Machine Learning & Deep Learning Guide – Part 1

Source: Deep Learning on Medium

Supervised learning: Linear Regression:

You can download the complete Kaggle notebook from here

  1. Data definition: We will use Boston Housing Data. We want to predict the house prices based on some attributes such as per capita crime rate by town, the proportion of residential land zoned for lots over 25,000 sq.ft, average number of rooms per dwelling and others. I downloaded the file and renamed it to boston.csv and added the following line as a header of the file:
    “CRIM”,”ZN”,”INDUS”,”CHAS”,”NOX”,”RM”,”AGE”,”DIS”,”RAD”,”TAX”,”PTRATIO”,”B”,”LSTAT”,”MEDV”
# Load the diabetes dataset
import pandas as pd
boston = pd.read_csv('data/boston.csv')
y = boston['MEDV']
X = boston.drop('MEDV',axis=1)
#View the top 5 rows
boston.head())
Show top five records from boston dataset

2. Train/Test split: As the dataset is very small, we will split it into 10% for testing and 90% for training

# Split train and test setfrom sklearn.model_selection import train_test_split
X_train,X_test,y_train,y_test = train_test_split(X,y,test_size= 0.1, random_state=0)
# View the shape (structure) of the data
print(f"Training features shape: {X_train.shape}")
print(f"Testing features shape: {X_test.shape}")
print(f"Training label shape: {y_train.shape}")
print(f"Testing label shape: {y_test.shape}")

Result:
Training features shape: (455, 13)
Testing features shape: (51, 13)
Training label shape: (455,)
Testing label shape: (51,)

3. Preprocessing: We didn’t need to do any data preprocessing. But it will be applied in later examples.

4. Algorithm Selection: We will use LinearRegression

#Linear Regression
from sklearn.linear_model import LinearRegression
from sklearn.metrics import mean_squared_error, r2_score,mean_absolute_error
lr = LinearRegression(normalize=True)

5. Training: Simply we call the function fit and give it X_train and y_train as parameters.

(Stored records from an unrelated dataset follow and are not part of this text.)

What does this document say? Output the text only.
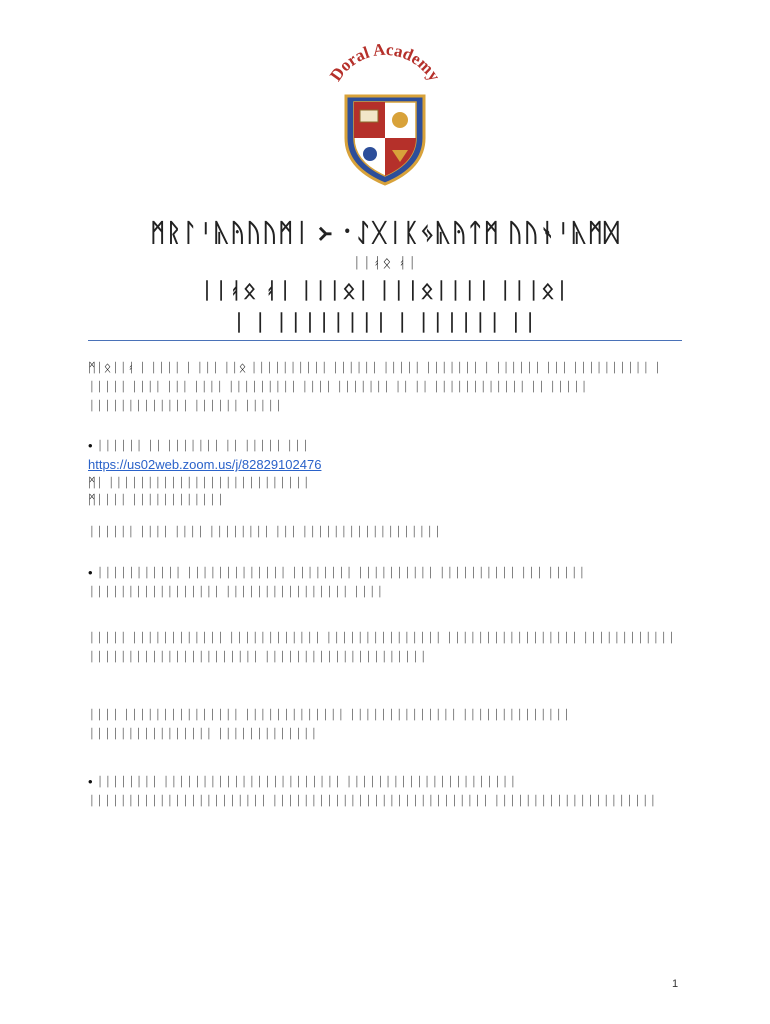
Doral Academy
ᛗᚱᛚᛌᚣᚤᚢᚢᛗᛁ ᚛ ᛫ᛇᚷᛁᛕᛃᚣᚤᛏᛗ ᚢᚢᛀᛌᚣᛗᛞ
ᛁᛁᚮᛟ ᚮᛁ
ᛁᛁᚮᛟ ᚮᛁ ᛁᛁᛁᛟᛁ ᛁᛁᛁᛟᛁᛁᛁᛁ ᛁᛁᛁᛟᛁ
ᛁ ᛁ ᛁᛁᛁᛁᛁᛁᛁᛁ ᛁ ᛁᛁᛁᛁᛁᛁ ᛁᛁ
ᛗᛁᛟᛁᛁᚮ ᛁ ᛁᛁᛁᛁ ᛁ ᛁᛁᛁ ᛁᛁᛟ ᛁᛁᛁᛁᛁᛁᛁᛁᛁᛁ ᛁᛁᛁᛁᛁᛁ ᛁᛁᛁᛁᛁ ᛁᛁᛁᛁᛁᛁᛁ ᛁ ᛁᛁᛁᛁᛁᛁ ᛁᛁᛁ ᛁᛁᛁᛁᛁᛁᛁᛁᛁᛁ ᛁ ᛁᛁᛁᛁᛁ ᛁᛁᛁᛁ ᛁᛁᛁ ᛁᛁᛁᛁ ᛁᛁᛁᛁᛁᛁᛁᛁᛁ ᛁᛁᛁᛁ ᛁᛁᛁᛁᛁᛁᛁ ᛁᛁ ᛁᛁ ᛁᛁᛁᛁᛁᛁᛁᛁᛁᛁᛁᛁ ᛁᛁ ᛁᛁᛁᛁᛁ ᛁᛁᛁᛁᛁᛁᛁᛁᛁᛁᛁᛁᛁ ᛁᛁᛁᛁᛁᛁ ᛁᛁᛁᛁᛁ
• ᛁᛁᛁᛁᛁᛁ ᛁᛁ ᛁᛁᛁᛁᛁᛁᛁ ᛁᛁ ᛁᛁᛁᛁᛁ ᛁᛁᛁ
https://us02web.zoom.us/j/82829102476
ᛗᛁ ᛁᛁᛁᛁᛁᛁᛁᛁᛁᛁᛁᛁᛁᛁᛁᛁᛁᛁᛁᛁᛁᛁᛁᛁᛁᛁ
ᛗᛁᛁᛁᛁ ᛁᛁᛁᛁᛁᛁᛁᛁᛁᛁᛁᛁ
ᛁᛁᛁᛁᛁᛁ ᛁᛁᛁᛁ ᛁᛁᛁᛁ ᛁᛁᛁᛁᛁᛁᛁᛁ ᛁᛁᛁ ᛁᛁᛁᛁᛁᛁᛁᛁᛁᛁᛁᛁᛁᛁᛁᛁᛁᛁ
• ᛁᛁᛁᛁᛁᛁᛁᛁᛁᛁᛁ ᛁᛁᛁᛁᛁᛁᛁᛁᛁᛁᛁᛁᛁ ᛁᛁᛁᛁᛁᛁᛁᛁ ᛁᛁᛁᛁᛁᛁᛁᛁᛁᛁ ᛁᛁᛁᛁᛁᛁᛁᛁᛁᛁ ᛁᛁᛁ ᛁᛁᛁᛁᛁ ᛁᛁᛁᛁᛁᛁᛁᛁᛁᛁᛁᛁᛁᛁᛁᛁᛁ ᛁᛁᛁᛁᛁᛁᛁᛁᛁᛁᛁᛁᛁᛁᛁᛁ ᛁᛁᛁᛁ
ᛁᛁᛁᛁᛁ ᛁᛁᛁᛁᛁᛁᛁᛁᛁᛁᛁᛁ ᛁᛁᛁᛁᛁᛁᛁᛁᛁᛁᛁᛁ ᛁᛁᛁᛁᛁᛁᛁᛁᛁᛁᛁᛁᛁᛁᛁ ᛁᛁᛁᛁᛁᛁᛁᛁᛁᛁᛁᛁᛁᛁᛁᛁᛁ ᛁᛁᛁᛁᛁᛁᛁᛁᛁᛁᛁᛁ ᛁᛁᛁᛁᛁᛁᛁᛁᛁᛁᛁᛁᛁᛁᛁᛁᛁᛁᛁᛁᛁᛁ ᛁᛁᛁᛁᛁᛁᛁᛁᛁᛁᛁᛁᛁᛁᛁᛁᛁᛁᛁᛁᛁ
ᛁᛁᛁᛁ ᛁᛁᛁᛁᛁᛁᛁᛁᛁᛁᛁᛁᛁᛁᛁ ᛁᛁᛁᛁᛁᛁᛁᛁᛁᛁᛁᛁᛁ ᛁᛁᛁᛁᛁᛁᛁᛁᛁᛁᛁᛁᛁᛁ ᛁᛁᛁᛁᛁᛁᛁᛁᛁᛁᛁᛁᛁᛁ ᛁᛁᛁᛁᛁᛁᛁᛁᛁᛁᛁᛁᛁᛁᛁᛁ ᛁᛁᛁᛁᛁᛁᛁᛁᛁᛁᛁᛁᛁ
• ᛁᛁᛁᛁᛁᛁᛁᛁ ᛁᛁᛁᛁᛁᛁᛁᛁᛁᛁᛁᛁᛁᛁᛁᛁᛁᛁᛁᛁᛁᛁᛁ ᛁᛁᛁᛁᛁᛁᛁᛁᛁᛁᛁᛁᛁᛁᛁᛁᛁᛁᛁᛁᛁᛁ ᛁᛁᛁᛁᛁᛁᛁᛁᛁᛁᛁᛁᛁᛁᛁᛁᛁᛁᛁᛁᛁᛁᛁ ᛁᛁᛁᛁᛁᛁᛁᛁᛁᛁᛁᛁᛁᛁᛁᛁᛁᛁᛁᛁᛁᛁᛁᛁᛁᛁᛁᛁ ᛁᛁᛁᛁᛁᛁᛁᛁᛁᛁᛁᛁᛁᛁᛁᛁᛁᛁᛁᛁᛁ
1
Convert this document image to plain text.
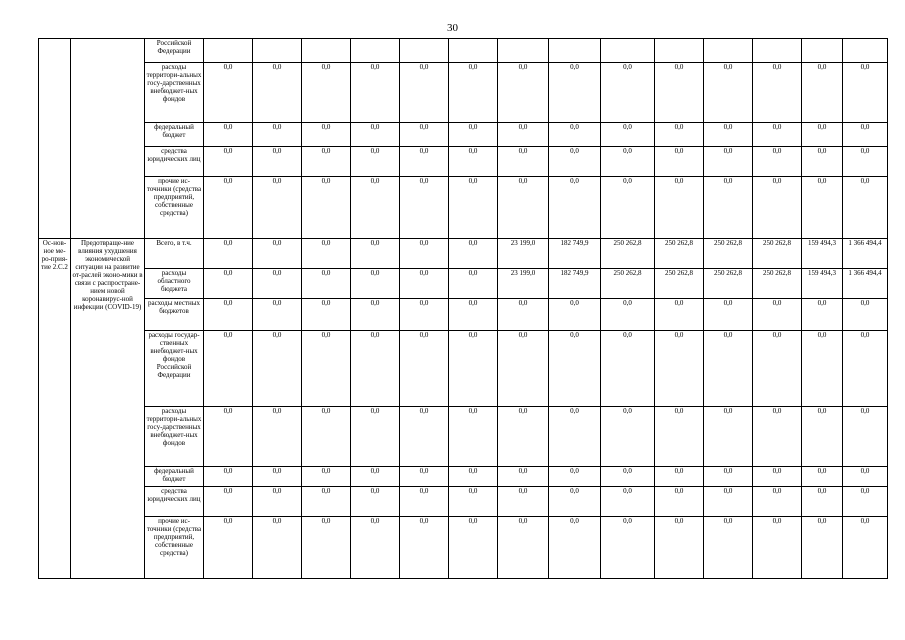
30
		Российской Федерации														
		расходы территори-альных госу-дарственных внебюджет-ных фондов	0,0	0,0	0,0	0,0	0,0	0,0	0,0	0,0	0,0	0,0	0,0	0,0	0,0	0,0
		федеральный бюджет	0,0	0,0	0,0	0,0	0,0	0,0	0,0	0,0	0,0	0,0	0,0	0,0	0,0	0,0
		средства юридических лиц	0,0	0,0	0,0	0,0	0,0	0,0	0,0	0,0	0,0	0,0	0,0	0,0	0,0	0,0
		прочие ис-точники (средства предприятий, собственные средства)	0,0	0,0	0,0	0,0	0,0	0,0	0,0	0,0	0,0	0,0	0,0	0,0	0,0	0,0
Ос-нов-ное ме-ро-прия-тие 2.С.2	Предотвраще-ние влияния ухудшения экономической ситуации на развитие от-раслей эконо-мики в связи с распростране-нием новой коронавирус-ной инфекции (COVID-19)	Всего, в т.ч.	0,0	0,0	0,0	0,0	0,0	0,0	23 199,0	182 749,9	250 262,8	250 262,8	250 262,8	250 262,8	159 494,3	1 366 494,4
		расходы областного бюджета	0,0	0,0	0,0	0,0	0,0	0,0	23 199,0	182 749,9	250 262,8	250 262,8	250 262,8	250 262,8	159 494,3	1 366 494,4
		расходы местных бюджетов	0,0	0,0	0,0	0,0	0,0	0,0	0,0	0,0	0,0	0,0	0,0	0,0	0,0	0,0
		расходы государ-ственных внебюджет-ных фондов Российской Федерации	0,0	0,0	0,0	0,0	0,0	0,0	0,0	0,0	0,0	0,0	0,0	0,0	0,0	0,0
		расходы территори-альных госу-дарственных внебюджет-ных фондов	0,0	0,0	0,0	0,0	0,0	0,0	0,0	0,0	0,0	0,0	0,0	0,0	0,0	0,0
		федеральный бюджет	0,0	0,0	0,0	0,0	0,0	0,0	0,0	0,0	0,0	0,0	0,0	0,0	0,0	0,0
		средства юридических лиц	0,0	0,0	0,0	0,0	0,0	0,0	0,0	0,0	0,0	0,0	0,0	0,0	0,0	0,0
		прочие ис-точники (средства предприятий, собственные средства)	0,0	0,0	0,0	0,0	0,0	0,0	0,0	0,0	0,0	0,0	0,0	0,0	0,0	0,0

lr.fit(X_train, y_train) # Fit the model to the data

6. Prediction: Simply we call predict

y_pred_lr = lr.predict(X_test) # Predict labels

7. Evaluate Model’s Performance:

# The mean squared error
print(f"Mean squared error: { mean_squared_error(y_test, y_pred_lr)}")
# Explained variance score: 1 is perfect prediction
print(f"Variance score: {r2_score(y_test, y_pred_lr)}")
# Mean Absolute Error
print(f"Mean squared error: { mean_absolute_error(y_test, y_pred_lr)}")

Result:
Mean squared error: 41.72457625585755
Variance score: 0.5149662051867079
Mean squared error: 3.9357920841192797

8. Fine Tuning: At this stage we will not do any fine tuning. To keep things smooth and simple.